Adolphe Monod

Adolphe Monod ( born January 21, 1802 in Copenhagen, † April 6, 1856 in Paris) was a Reformed revivalists from French-speaking Switzerland.

Monod was the son of the reformed pastor and writer Jean Monod and his wife Louise Philippine de Koninck. With six years Monod came with his family to Paris, because his father had been appointed as a pastor in the local Reformed congregation. Monod grew up in Paris and studied from 1820 to 1824 together with his older brother Guillaume Monod at the University of Geneva theology. Already during his studies he made the acquaintance of the Reveil and some of its more significant representatives, as Thomas Erskine, Louis Gaussen and Charles Scholl.

Just by the Scots Erskine Monod was converted. The Reformed Church in 1826 sent him to Italy, where he was still in Naples founded a Protestant church in the same year, and this for two years headed. 1828 entrusted to Monod with the office of pastor of the Reformed church of Lyon. As such, he married the same year Hannah Honyman that he had met through Erskine. Together with his wife Monod had seven children.

In Lyon, it came time to considerable difficulties, Monod because more often than " hard-liners " showed.
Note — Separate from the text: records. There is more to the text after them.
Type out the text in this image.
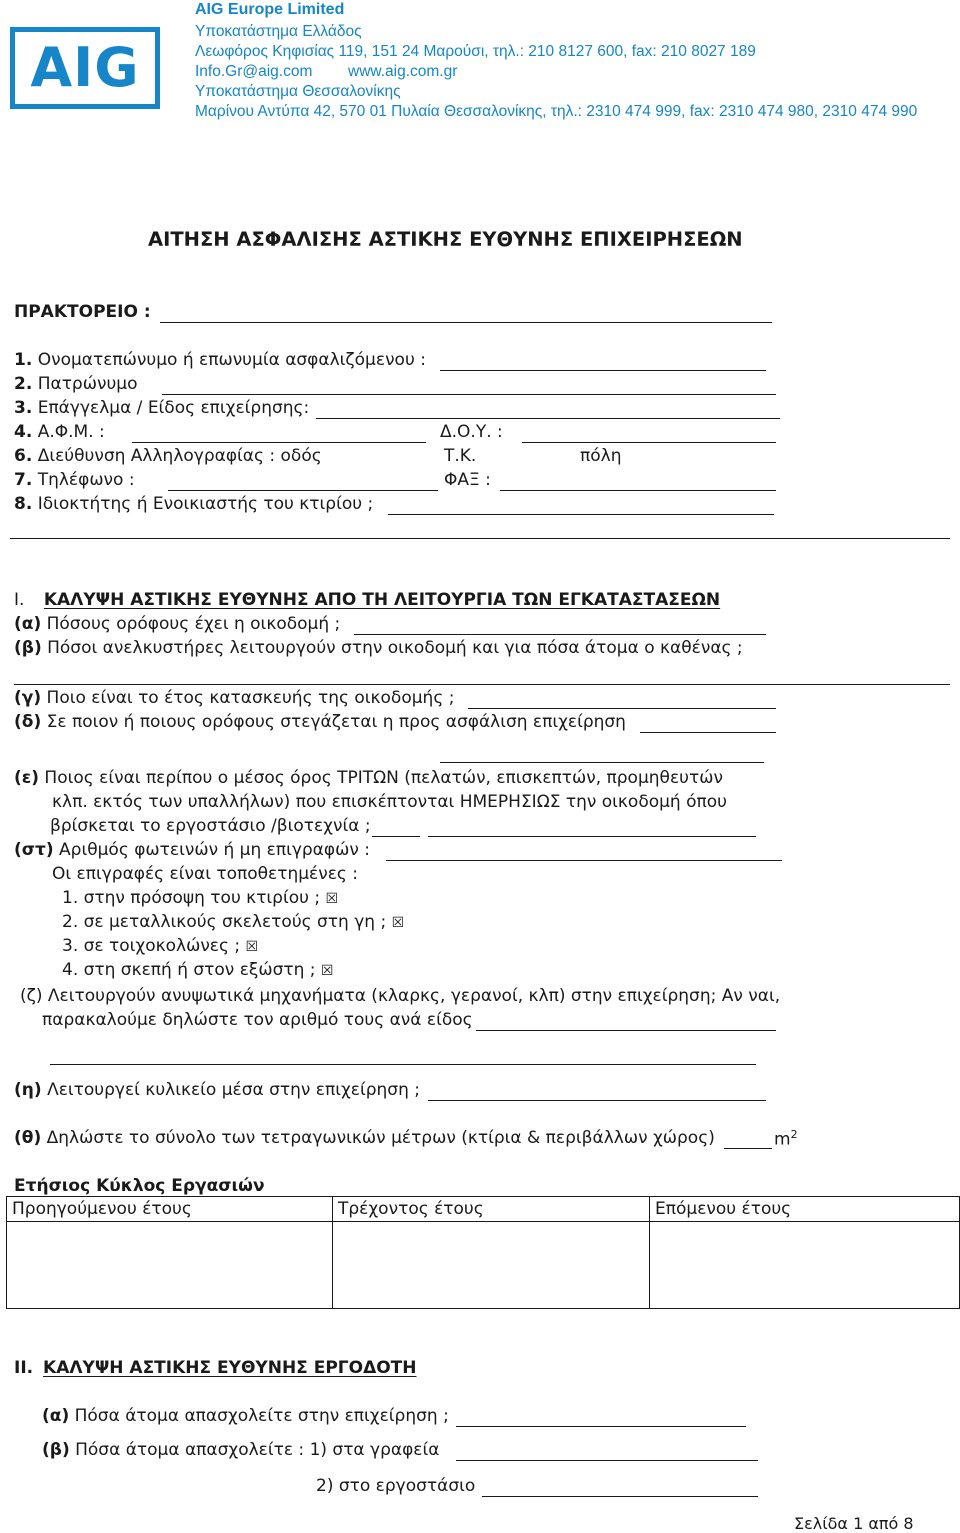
AIG
AIG Europe Limited
Υποκατάστημα Ελλάδος
Λεωφόρος Κηφισίας 119, 151 24 Μαρούσι, τηλ.: 210 8127 600, fax: 210 8027 189
Info.Gr@aig.com www.aig.com.gr
Υποκατάστημα Θεσσαλονίκης
Μαρίνου Αντύπα 42, 570 01 Πυλαία Θεσσαλονίκης, τηλ.: 2310 474 999, fax: 2310 474 980, 2310 474 990
ΑΙΤΗΣΗ ΑΣΦΑΛΙΣΗΣ ΑΣΤΙΚΗΣ ΕΥΘΥΝΗΣ ΕΠΙΧΕΙΡΗΣΕΩΝ
ΠΡΑΚΤΟΡΕΙΟ :
1. Ονοματεπώνυμο ή επωνυμία ασφαλιζόμενου :
2. Πατρώνυμο
3. Επάγγελμα / Είδος επιχείρησης:
4. Α.Φ.Μ. :	Δ.Ο.Υ. :
6. Διεύθυνση Αλληλογραφίας : οδός	Τ.Κ.	πόλη
7. Τηλέφωνο :	ΦΑΞ :
8. Ιδιοκτήτης ή Ενοικιαστής του κτιρίου ;
I. ΚΑΛΥΨΗ ΑΣΤΙΚΗΣ ΕΥΘΥΝΗΣ ΑΠΟ ΤΗ ΛΕΙΤΟΥΡΓΙΑ ΤΩΝ ΕΓΚΑΤΑΣΤΑΣΕΩΝ
(α) Πόσους ορόφους έχει η οικοδομή ;
(β) Πόσοι ανελκυστήρες λειτουργούν στην οικοδομή και για πόσα άτομα ο καθένας ;
(γ) Ποιο είναι το έτος κατασκευής της οικοδομής ;
(δ) Σε ποιον ή ποιους ορόφους στεγάζεται η προς ασφάλιση επιχείρηση
(ε) Ποιος είναι περίπου ο μέσος όρος ΤΡΙΤΩΝ (πελατών, επισκεπτών, προμηθευτών
κλπ. εκτός των υπαλλήλων) που επισκέπτονται ΗΜΕΡΗΣΙΩΣ την οικοδομή όπου
βρίσκεται το εργοστάσιο /βιοτεχνία ;
(στ) Αριθμός φωτεινών ή μη επιγραφών :
Οι επιγραφές είναι τοποθετημένες :
1. στην πρόσοψη του κτιρίου ; ☒
2. σε μεταλλικούς σκελετούς στη γη ; ☒
3. σε τοιχοκολώνες ; ☒
4. στη σκεπή ή στον εξώστη ; ☒
(ζ) Λειτουργούν ανυψωτικά μηχανήματα (κλαρκς, γερανοί, κλπ) στην επιχείρηση; Αν ναι,
παρακαλούμε δηλώστε τον αριθμό τους ανά είδος
(η) Λειτουργεί κυλικείο μέσα στην επιχείρηση ;
(θ) Δηλώστε το σύνολο των τετραγωνικών μέτρων (κτίρια & περιβάλλων χώρος)	$m^2$
Ετήσιος Κύκλος Εργασιών
Προηγούμενου έτους	Τρέχοντος έτους	Επόμενου έτους

II. ΚΑΛΥΨΗ ΑΣΤΙΚΗΣ ΕΥΘΥΝΗΣ ΕΡΓΟΔΟΤΗ
(α) Πόσα άτομα απασχολείτε στην επιχείρηση ;
(β) Πόσα άτομα απασχολείτε : 1) στα γραφεία
2) στο εργοστάσιο
Σελίδα 1 από 8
In 1832 he refused to celebrate communion with all Christians present, and justified this communier in his sermon Qui doit? A few weeks later he was dismissed from his post for it. In consultation of like-minded friends Monod founded together with these (in response to his suspension ) has its own independent church, the Église Evangélique de Lyon. The German businessman Hermann Heinrich Grafe, a friend Monod, founded in 1854 according to this example in Elberfeld (now Wuppertal), the first free evangelical community in Germany.
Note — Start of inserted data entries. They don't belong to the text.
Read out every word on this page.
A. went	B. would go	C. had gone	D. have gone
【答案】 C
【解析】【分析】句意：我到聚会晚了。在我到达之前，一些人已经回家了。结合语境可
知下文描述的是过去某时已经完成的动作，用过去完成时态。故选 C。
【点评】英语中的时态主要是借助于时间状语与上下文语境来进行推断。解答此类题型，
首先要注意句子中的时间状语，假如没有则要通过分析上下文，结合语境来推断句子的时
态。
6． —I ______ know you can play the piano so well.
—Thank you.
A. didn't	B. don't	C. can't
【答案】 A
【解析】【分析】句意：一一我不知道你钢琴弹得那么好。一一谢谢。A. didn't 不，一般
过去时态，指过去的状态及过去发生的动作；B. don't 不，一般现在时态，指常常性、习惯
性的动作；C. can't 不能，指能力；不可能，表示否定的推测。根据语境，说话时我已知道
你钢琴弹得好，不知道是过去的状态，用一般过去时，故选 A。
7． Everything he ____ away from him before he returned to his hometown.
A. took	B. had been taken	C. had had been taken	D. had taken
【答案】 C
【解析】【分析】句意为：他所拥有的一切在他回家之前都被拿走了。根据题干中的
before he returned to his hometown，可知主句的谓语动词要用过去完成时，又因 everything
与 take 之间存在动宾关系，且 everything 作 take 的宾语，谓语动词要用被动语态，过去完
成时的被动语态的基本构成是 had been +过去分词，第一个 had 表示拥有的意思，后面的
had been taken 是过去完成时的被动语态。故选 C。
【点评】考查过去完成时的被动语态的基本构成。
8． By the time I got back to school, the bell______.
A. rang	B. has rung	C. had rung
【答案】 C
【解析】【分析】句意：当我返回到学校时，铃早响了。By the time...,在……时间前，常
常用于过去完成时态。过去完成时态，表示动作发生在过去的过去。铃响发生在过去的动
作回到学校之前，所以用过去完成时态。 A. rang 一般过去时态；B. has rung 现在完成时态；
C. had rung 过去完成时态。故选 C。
Monod has never called despite its inception, the church established church in question. His basic idea was to renew the community from the bottom up, and make them thereby in the proper sense of the word as " reformed " church. Unlike his colleagues, such as François Olivier Rochat or Auguste Monod rejected the dissident movement. In 1836 he joined the reformed state church again, as these entrusted him with a professorship at the University of Montauban. This office had Monod held for over ten years until he was appointed in 1847 as a preacher of the Reformed Church in Paris.
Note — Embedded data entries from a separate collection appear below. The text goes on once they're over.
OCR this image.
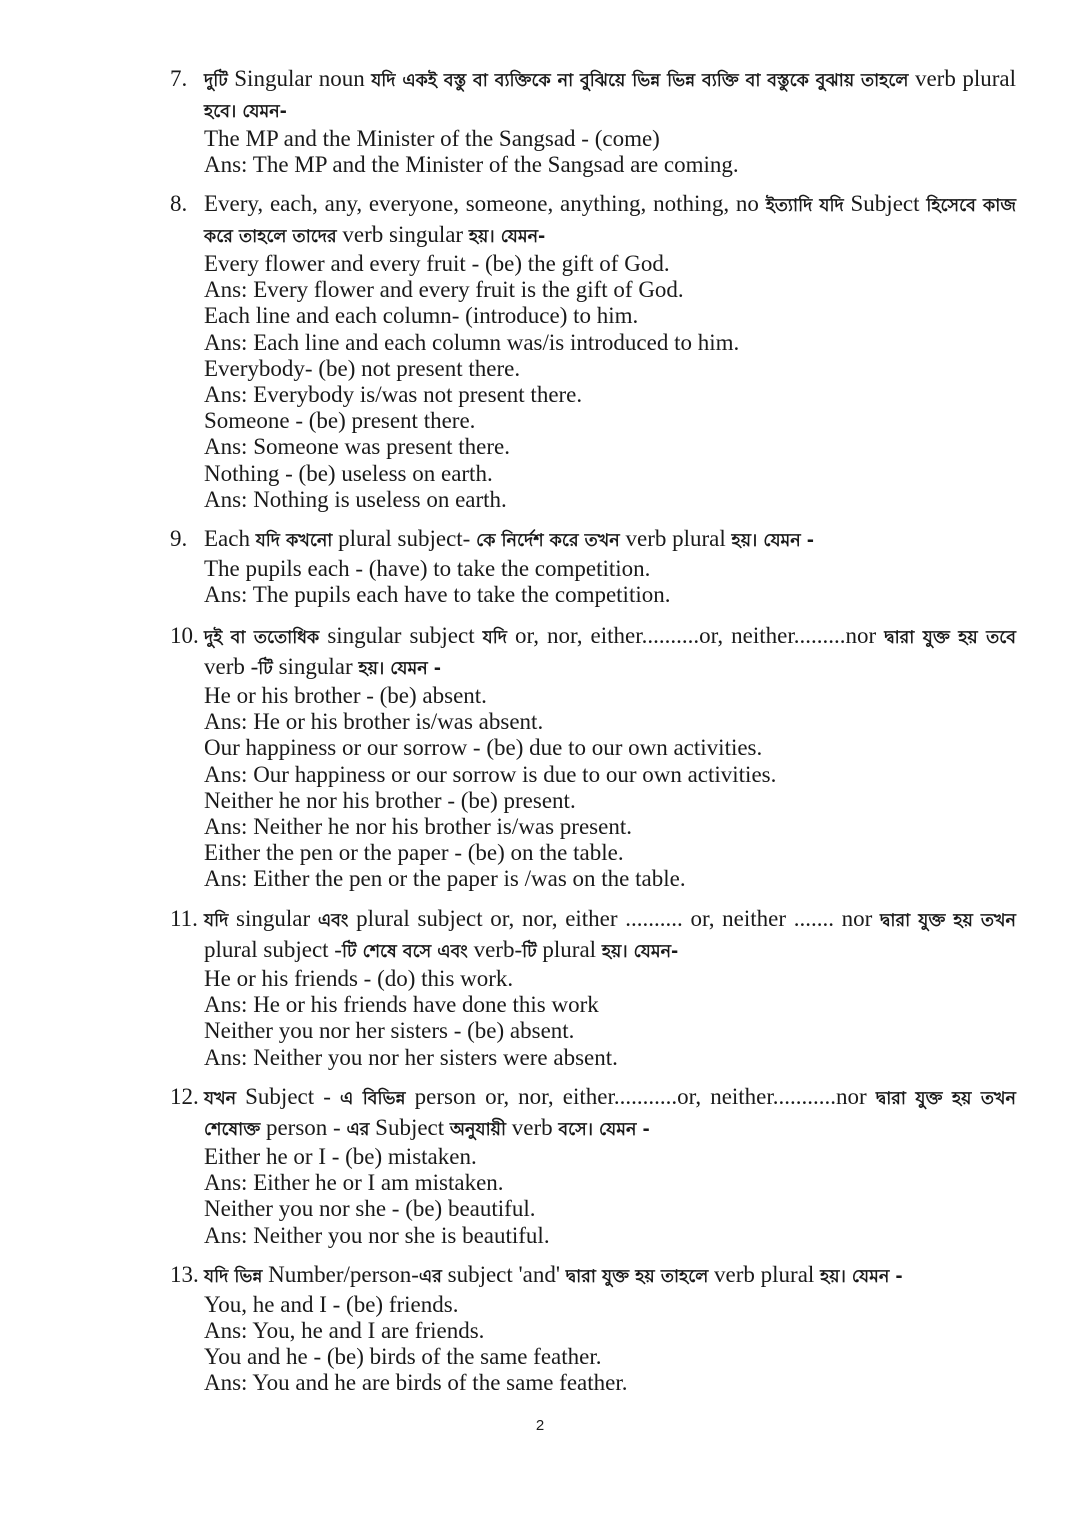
7. দুটি Singular noun যদি একই বস্তু বা ব্যক্তিকে না বুঝিয়ে ভিন্ন ভিন্ন ব্যক্তি বা বস্তুকে বুঝায় তাহলে verb plural হবে। যেমন-
The MP and the Minister of the Sangsad - (come)
Ans: The MP and the Minister of the Sangsad are coming.
8. Every, each, any, everyone, someone, anything, nothing, no ইত্যাদি যদি Subject হিসেবে কাজ করে তাহলে তাদের verb singular হয়। যেমন-
Every flower and every fruit - (be) the gift of God.
Ans: Every flower and every fruit is the gift of God.
Each line and each column- (introduce) to him.
Ans: Each line and each column was/is introduced to him.
Everybody- (be) not present there.
Ans: Everybody is/was not present there.
Someone - (be) present there.
Ans: Someone was present there.
Nothing - (be) useless on earth.
Ans: Nothing is useless on earth.
9. Each যদি কখনো plural subject- কে নির্দেশ করে তখন verb plural হয়। যেমন -
The pupils each - (have) to take the competition.
Ans: The pupils each have to take the competition.
10. দুই বা ততোধিক singular subject যদি or, nor, either..........or, neither.........nor দ্বারা যুক্ত হয় তবে verb -টি singular হয়। যেমন -
He or his brother - (be) absent.
Ans: He or his brother is/was absent.
Our happiness or our sorrow - (be) due to our own activities.
Ans: Our happiness or our sorrow is due to our own activities.
Neither he nor his brother - (be) present.
Ans: Neither he nor his brother is/was present.
Either the pen or the paper - (be) on the table.
Ans: Either the pen or the paper is /was on the table.
11. যদি singular এবং plural subject or, nor, either .......... or, neither ....... nor দ্বারা যুক্ত হয় তখন plural subject -টি শেষে বসে এবং verb-টি plural হয়। যেমন-
He or his friends - (do) this work.
Ans: He or his friends have done this work
Neither you nor her sisters - (be) absent.
Ans: Neither you nor her sisters were absent.
12. যখন Subject - এ বিভিন্ন person or, nor, either...........or, neither...........nor দ্বারা যুক্ত হয় তখন শেষোক্ত person - এর Subject অনুযায়ী verb বসে। যেমন -
Either he or I - (be) mistaken.
Ans: Either he or I am mistaken.
Neither you nor she - (be) beautiful.
Ans: Neither you nor she is beautiful.
13. যদি ভিন্ন Number/person-এর subject 'and' দ্বারা যুক্ত হয় তাহলে verb plural হয়। যেমন -
You, he and I - (be) friends.
Ans: You, he and I are friends.
You and he - (be) birds of the same feather.
Ans: You and he are birds of the same feather.
2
With his brother Frédéric Monod, who also appeared at this time in Paris, Monod had to endure some theological and political discussions. Frédéric Monod was attributable to the orthodox camp, founded in 1849 together with Agénor Étienne de Gasparin the Union of Églises évangéliques libres de France and was editor of the Archives du Christianisme au XIXe siècle.

Adolphe Monod took in 1846 at the inaugural meeting of the Evangelical Alliance part in London. From the eloquence Monod demonstrated not only by reports of his contemporaries, but also his writings. Even when he fell seriously ill in 1854, he preached bedridden until his death. At the age of 54 years Adolphe Monod died in Paris of liver cancer.